---
id: "claim-bitcoin-market-cap-calculation"
type: "claim"
source_timestamps: ["16:36:00", "16:50:00"]
tags: ["market-cap", "valuation"]
related: ["concept-true-circulating-supply"]
speakers: ["Joe Carlasare"]
confidence: "medium"
testable: true
sources: ["carlasare"]
sourceVaultSlug: "cardone-carlasare-bitcoin-macro-2026Jun25"
originDay: 3
---
# Bitcoin's True Market Cap Is Lower Than Reported

## Claim

Reported Bitcoin market cap (e.g., ~$2.2T at quoted price) is artificially inflated because it uses **total mined supply** rather than **liquid supply**. Adjusting for ~4–5M permanently lost coins yields a "real" market cap closer to **$1.2–1.5T**, making Bitcoin an even smaller asset class relative to gold or equities than headline numbers suggest.

## Speaker

[[entity-joe-carlasare|Joe Carlasare]]

## Confidence

**Medium**. The arithmetic is correct given the inputs; the inputs (lost-coin counts) are estimates.
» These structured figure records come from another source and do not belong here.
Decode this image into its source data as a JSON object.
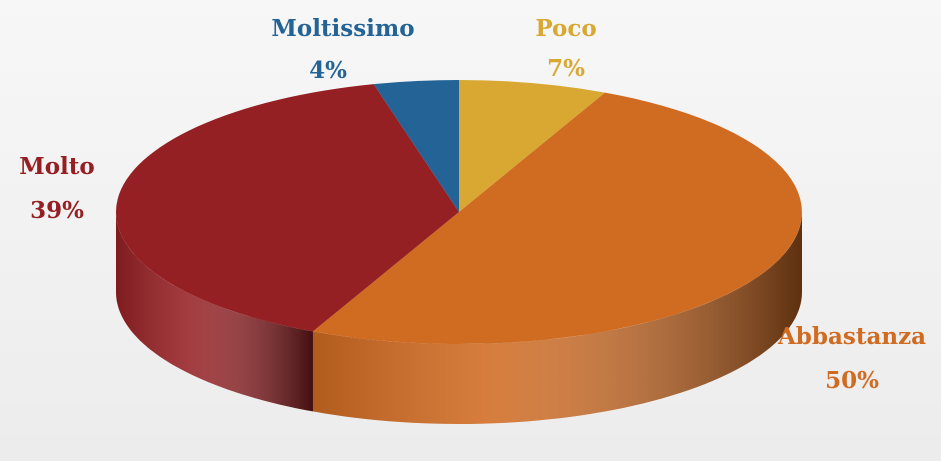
{
  "chart_data": {
    "type": "pie",
    "categories": [
      "Poco",
      "Abbastanza",
      "Molto",
      "Moltissimo"
    ],
    "values": [
      7,
      50,
      39,
      4
    ],
    "value_labels": [
      "7%",
      "50%",
      "39%",
      "4%"
    ],
    "colors": [
      "#d9a832",
      "#d06b22",
      "#952024",
      "#236396"
    ]
  }
}
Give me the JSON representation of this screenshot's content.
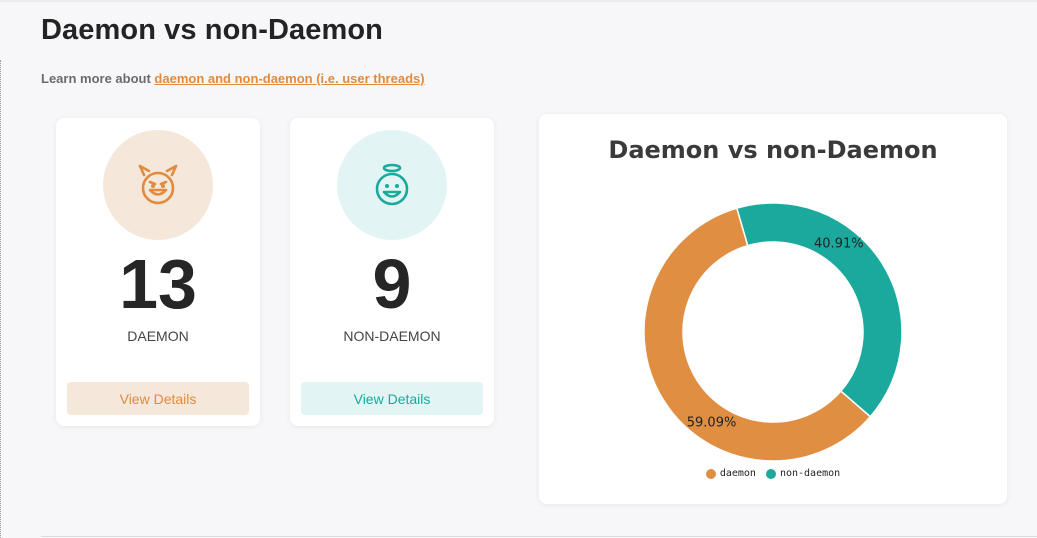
{
  "header": {
    "title": "Daemon vs non-Daemon",
    "learn_more_prefix": "Learn more about",
    "learn_more_link": "daemon and non-daemon (i.e. user threads)"
  },
  "cards": {
    "daemon": {
      "count": "13",
      "label": "DAEMON",
      "button": "View Details",
      "icon": "devil-face-icon",
      "color": "#e08b3e",
      "bg": "#f6e7db"
    },
    "non_daemon": {
      "count": "9",
      "label": "NON-DAEMON",
      "button": "View Details",
      "icon": "angel-face-icon",
      "color": "#1aa99c",
      "bg": "#e3f4f4"
    }
  },
  "chart_data": {
    "type": "pie",
    "title": "Daemon vs non-Daemon",
    "series": [
      {
        "name": "daemon",
        "value": 13,
        "percent_label": "59.09%",
        "color": "#e08e41"
      },
      {
        "name": "non-daemon",
        "value": 9,
        "percent_label": "40.91%",
        "color": "#1aa99c"
      }
    ],
    "donut": true,
    "legend_position": "bottom"
  }
}
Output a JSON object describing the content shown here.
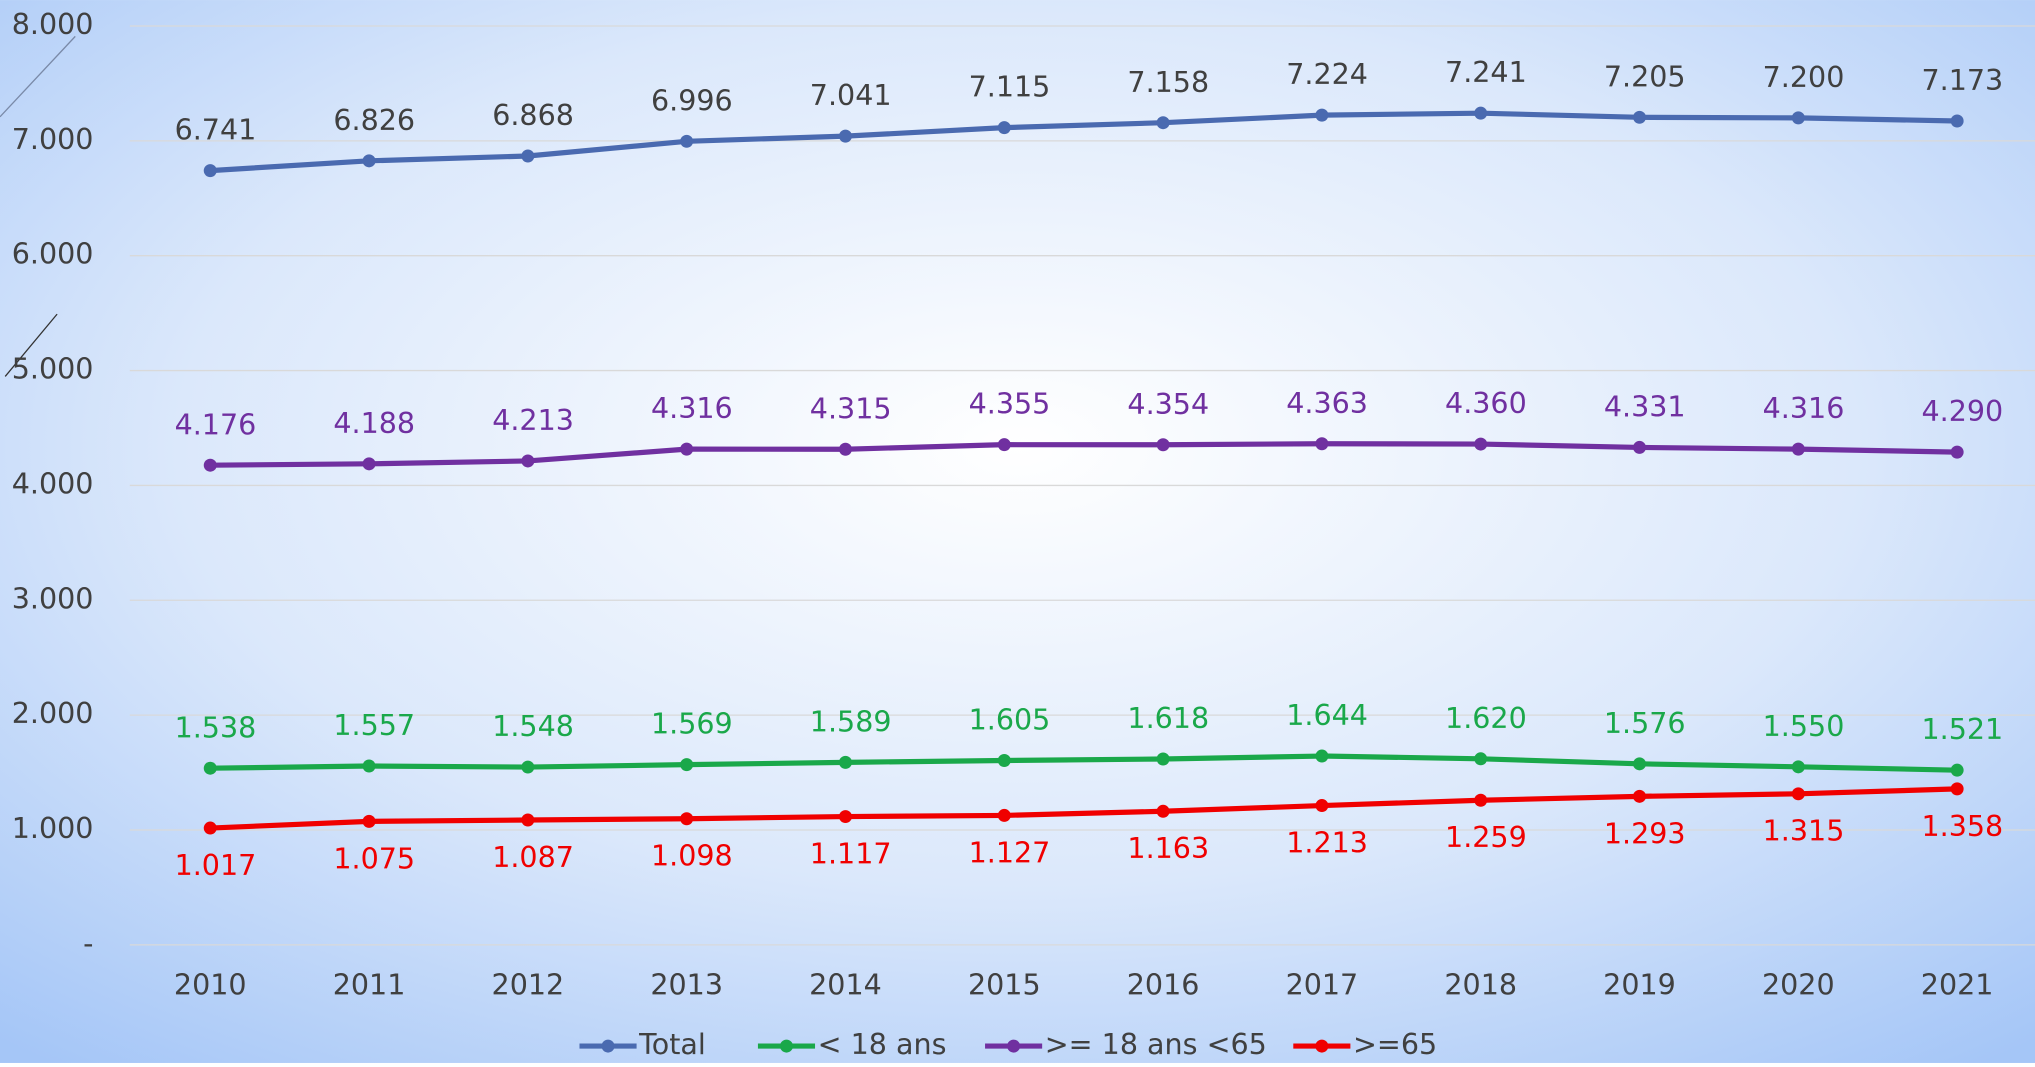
{
  "chart_data": {
    "type": "line",
    "categories": [
      "2010",
      "2011",
      "2012",
      "2013",
      "2014",
      "2015",
      "2016",
      "2017",
      "2018",
      "2019",
      "2020",
      "2021"
    ],
    "ylim": [
      0,
      8000
    ],
    "yticks": [
      {
        "value": 0,
        "label": "-"
      },
      {
        "value": 1000,
        "label": "1.000"
      },
      {
        "value": 2000,
        "label": "2.000"
      },
      {
        "value": 3000,
        "label": "3.000"
      },
      {
        "value": 4000,
        "label": "4.000"
      },
      {
        "value": 5000,
        "label": "5.000"
      },
      {
        "value": 6000,
        "label": "6.000"
      },
      {
        "value": 7000,
        "label": "7.000"
      },
      {
        "value": 8000,
        "label": "8.000"
      }
    ],
    "grid": true,
    "legend": "bottom",
    "series": [
      {
        "name": "Total",
        "color": "#4a6ab0",
        "label_color": "#404040",
        "label_position": "above",
        "values": [
          6741,
          6826,
          6868,
          6996,
          7041,
          7115,
          7158,
          7224,
          7241,
          7205,
          7200,
          7173
        ],
        "value_labels": [
          "6.741",
          "6.826",
          "6.868",
          "6.996",
          "7.041",
          "7.115",
          "7.158",
          "7.224",
          "7.241",
          "7.205",
          "7.200",
          "7.173"
        ]
      },
      {
        "name": "< 18 ans",
        "color": "#1aa84a",
        "label_color": "#1aa84a",
        "label_position": "above",
        "values": [
          1538,
          1557,
          1548,
          1569,
          1589,
          1605,
          1618,
          1644,
          1620,
          1576,
          1550,
          1521
        ],
        "value_labels": [
          "1.538",
          "1.557",
          "1.548",
          "1.569",
          "1.589",
          "1.605",
          "1.618",
          "1.644",
          "1.620",
          "1.576",
          "1.550",
          "1.521"
        ]
      },
      {
        "name": ">= 18 ans <65",
        "color": "#7030a0",
        "label_color": "#7030a0",
        "label_position": "above",
        "values": [
          4176,
          4188,
          4213,
          4316,
          4315,
          4355,
          4354,
          4363,
          4360,
          4331,
          4316,
          4290
        ],
        "value_labels": [
          "4.176",
          "4.188",
          "4.213",
          "4.316",
          "4.315",
          "4.355",
          "4.354",
          "4.363",
          "4.360",
          "4.331",
          "4.316",
          "4.290"
        ]
      },
      {
        "name": ">=65",
        "color": "#f00000",
        "label_color": "#f00000",
        "label_position": "below",
        "values": [
          1017,
          1075,
          1087,
          1098,
          1117,
          1127,
          1163,
          1213,
          1259,
          1293,
          1315,
          1358
        ],
        "value_labels": [
          "1.017",
          "1.075",
          "1.087",
          "1.098",
          "1.117",
          "1.127",
          "1.163",
          "1.213",
          "1.259",
          "1.293",
          "1.315",
          "1.358"
        ]
      }
    ]
  }
}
## Important Methodological Note (from enrichment)

- Standard market cap = **price × total circulating supply**, typically defined as "issued minus verifiably burned." This is the **industry convention** used by Bloomberg, CoinMarketCap, and exchanges.
- The adjustment Carlasare describes corresponds to alternative metrics like **"realized cap"** or **"liquid cap"** that exist in crypto analytics but are **not the standard**.
- Calling the standard figure "inflated" is analytically defensible but rhetorical — it's not a correction, it's a different metric.

## Why It Matters

If you believe in [[claim-bitcoin-outperform-sp500|Bitcoin's long-term outperformance thesis]], a smaller true market cap means more room for appreciation as new capital enters.